Duties and Responsibilities
Key Responsibilities
▪ Lead the containment, eradication and recovery phases of escalated cybersecurity incidents, ensuring incident closure SLA compliance and recovery time objectives are met
▪ Execute incident response playbooks and coordinate forensic evidence collection, maintaining playbook adherence and complete evidence trails
▪ Ensure incident documentation meets regulatory and audit standards, maintaining compliance scores and producing audit-defensible artefacts).
▪ Escalate systemic threats, recommend mitigation measures, maintain risk register updates and track mitigation actions
▪ Document lessons learned, update SOC playbooks and contribute to post-incident reviews ensuring playbooks are updated per incident cycle
▪ Apply SOC standards, conduct peer reviews of incident documentation and embed continuous improvement practices; maintain peer review compliance
▪ Provide technical guidance and mentoring to SOC Analysts during incident response, contributing to skills development and maintaining skills matrix updated quarterly
▪ Coordinate forensic evidence collection, eradication procedures and service restoration in line with SOC playbooks across critical systems
▪ Participate in cybersecurity drills, red team/blue team exercises and disaster recovery simulations.
▪ Contribute to intelligence-enriched monitoring by correlating threat feeds and indicators of compromise (IOCs) against real-time alerts in the SIEM platform.
Qualifications and Experience
Job Skills and Competencies
Understanding of common security standards and regulations relating to information systems (e.g., PCI DSS, ISO27001, COBIT, NIST)
Demonstrate exposure to incident detection and escalation, service request handling, vulnerability identification and containment actions
▪ Experience working in multi-disciplinary teams (IT, Risk, Audit, Compliance) to ensure coordinated response.
▪ Strong knowledge of network protocols, log analysis and intrusion detection systems (IDS/IPS).
▪ Experience with endpoint detection and response (EDR) tools; familiarity with threat intelligence feeds, correlation rules and basic forensic analysis.
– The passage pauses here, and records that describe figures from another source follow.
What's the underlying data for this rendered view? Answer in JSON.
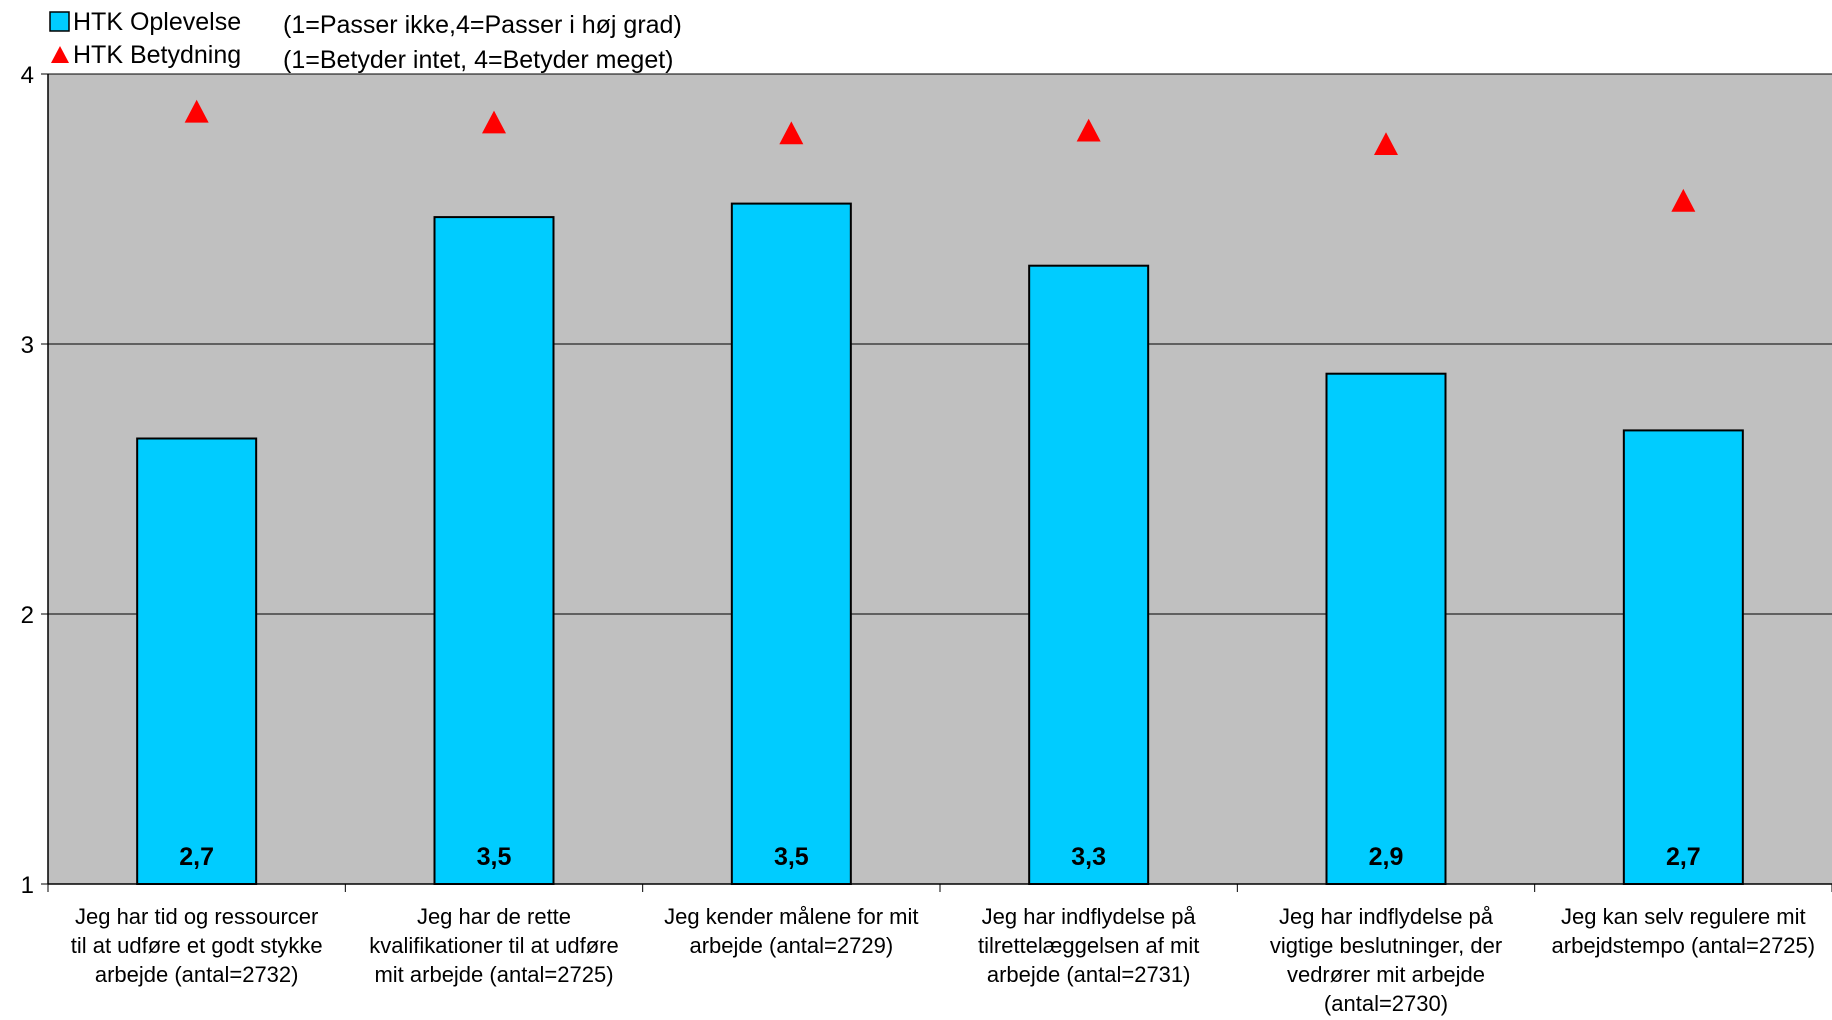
{
  "chart_data": {
    "type": "bar",
    "categories": [
      "Jeg har tid og ressourcer til at udføre et godt stykke arbejde (antal=2732)",
      "Jeg har de rette kvalifikationer til at udføre mit arbejde (antal=2725)",
      "Jeg kender målene for mit arbejde (antal=2729)",
      "Jeg har indflydelse på tilrettelæggelsen af mit arbejde (antal=2731)",
      "Jeg har indflydelse på vigtige beslutninger, der vedrører mit arbejde (antal=2730)",
      "Jeg kan selv regulere mit arbejdstempo (antal=2725)"
    ],
    "category_lines": [
      [
        "Jeg har tid og ressourcer",
        "til at udføre et godt stykke",
        "arbejde (antal=2732)"
      ],
      [
        "Jeg har de rette",
        "kvalifikationer til at udføre",
        "mit arbejde (antal=2725)"
      ],
      [
        "Jeg kender målene for mit",
        "arbejde (antal=2729)"
      ],
      [
        "Jeg har indflydelse på",
        "tilrettelæggelsen af mit",
        "arbejde (antal=2731)"
      ],
      [
        "Jeg har indflydelse på",
        "vigtige beslutninger, der",
        "vedrører mit arbejde",
        "(antal=2730)"
      ],
      [
        "Jeg kan selv regulere mit",
        "arbejdstempo (antal=2725)"
      ]
    ],
    "series": [
      {
        "name": "HTK Oplevelse",
        "kind": "bar",
        "color": "#00CCFF",
        "values": [
          2.65,
          3.47,
          3.52,
          3.29,
          2.89,
          2.68
        ],
        "labels": [
          "2,7",
          "3,5",
          "3,5",
          "3,3",
          "2,9",
          "2,7"
        ]
      },
      {
        "name": "HTK Betydning",
        "kind": "triangle-marker",
        "color": "#FF0000",
        "values": [
          3.86,
          3.82,
          3.78,
          3.79,
          3.74,
          3.53
        ]
      }
    ],
    "notes": [
      "(1=Passer ikke,4=Passer i høj grad)",
      "(1=Betyder intet, 4=Betyder meget)"
    ],
    "yticks": [
      "1",
      "2",
      "3",
      "4"
    ],
    "ylim": [
      1,
      4
    ],
    "grid": true,
    "plot_background": "#C0C0C0",
    "legend_position": "top-left"
  }
}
▪ A strong understanding of common security standards and regulations relating to information systems as well as risk related control frameworks and practices such as ITIL, ISO, COBIT, NIST Cyber Security
Qualifications and Experience
▪ Bachelor’s Degree in ICT, Computer Science, Information Systems, Cybersecurity, or equivalent discipline.
▪ Must have at least one of the following Certification: CISM; CISSP; CEH; CHFI; CompTIA Security+; GIAC Security Essentials (GSEC); SANS Cyber Incident Response (CIR GIAC Cyber Threat Intelligence (GCTI) COBIT; ISO 27001, ITIL or a comparable security certification.
▪ Minimum of three (3) year experience in ICT of which One (1) year should be in ICT security, or equivalent experience in areas such as ICT Risk Management or ICT Audit
How to Apply
Interested candidates should submit applications, accompanied by a detailed Curriculum Vitae by 19 May 2026. All applications should be emailed to ZimraRecruitment@zimra.co.zw with the position title clearly stated in the email subject line, e.g. Head ICT Operations & Service Delivery – ICT Level 5. The applications should be
addressed to:
Director Human Capital
Zimbabwe Revenue Authority
6th Floor ZB Centre
Corner First Street / Kwame Nkrumah Avenue
P. O. Box 4360
HARARE
Please note that only shortlisted applicants will be responded to and females are encouraged to apply.